Bu araştırma şunu göstermiştir; Alevilik ile İslam iki ayrı din ve iki ayrı sistemdir. ‘’ Alevilik İslam’ın içindedir‘’ söylemi devletin bir politikasıdır ve Aleviliği içerden yıkmaktan başka bir anlam ifade etmemektedir.

alevilik_nedirDevletin 1916 yılında Baha Said’e verdiği görevi 1993-1995 yılları arasında Orhan Türkdoğan almıştır. Türkdoğan (2006) Alevi ve Sünni bütünleşmesini Allah, Kur’an ve Peygamber olarak görmektedir. Ancak araştırmasında hiç bir Alevi ocağında Kur’an’a rastlamamıştır.

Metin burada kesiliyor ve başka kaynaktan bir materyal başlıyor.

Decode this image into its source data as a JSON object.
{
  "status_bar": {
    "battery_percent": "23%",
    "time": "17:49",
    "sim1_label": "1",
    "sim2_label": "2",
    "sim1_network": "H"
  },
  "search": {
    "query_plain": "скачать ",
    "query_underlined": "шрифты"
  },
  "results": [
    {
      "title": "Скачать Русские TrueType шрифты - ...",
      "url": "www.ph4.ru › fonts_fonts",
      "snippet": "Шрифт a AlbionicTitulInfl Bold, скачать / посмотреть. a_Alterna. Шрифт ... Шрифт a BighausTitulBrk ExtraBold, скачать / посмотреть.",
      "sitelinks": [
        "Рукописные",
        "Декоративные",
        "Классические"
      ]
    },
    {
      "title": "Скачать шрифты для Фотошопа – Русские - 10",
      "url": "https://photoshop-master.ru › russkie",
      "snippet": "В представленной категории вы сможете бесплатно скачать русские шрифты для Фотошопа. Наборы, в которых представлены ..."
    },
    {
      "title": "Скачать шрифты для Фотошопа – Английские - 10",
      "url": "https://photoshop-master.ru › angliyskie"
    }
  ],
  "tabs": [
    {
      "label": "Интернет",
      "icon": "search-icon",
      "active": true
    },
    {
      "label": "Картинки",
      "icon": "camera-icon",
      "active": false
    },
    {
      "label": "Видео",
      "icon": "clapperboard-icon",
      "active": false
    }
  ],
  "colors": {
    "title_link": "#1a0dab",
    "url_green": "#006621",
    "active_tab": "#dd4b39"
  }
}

Alevi sözcüğü  literatüre 20.yüz yılın başlarında girmiştir. Biz de bu genel kabulden yola çıkarak çalışmamızın adını Alevilik Nedir? koyduk. Ondan önce Kızılbaşlık olarak anılmaktadır.

Yürükoğlu (2011), Aleviliğin iki kaynağı olduğunu belirtmektedir. Buna göre birinci kaynak Şiilik (Ali evine bağlılık mezhebi), İkincisi ise sufizmdir. Her dinde kolları olan sufizmin önemini özellikle belirtir. Ona göre Bektaşiliği diğer düşüncelerden ayıran öge sufizmdir. Sufizm, İslam’dan bin beş yüz yıl önce ortaya çıkmış ve en karakteristik özelliği panteizm anlayışıdır. Yani Tanrı – evren ve insan bir bütündür.Yürükoğlu’nun Aleviliğin kaynakları olarak gösterdiği sufizm önemli bir tespittir. Zamanın düşünce sistemine damgasını vurmuş sufizmde yani mistizmde tüm dinler içinde adaletsizliğe karşı mücadele verilmiştir. Ancak diğer kaynak olarak gösterdiği Şiilik (Ali evine bağlılık mezhebi) Aleviliğe kaynak değildir.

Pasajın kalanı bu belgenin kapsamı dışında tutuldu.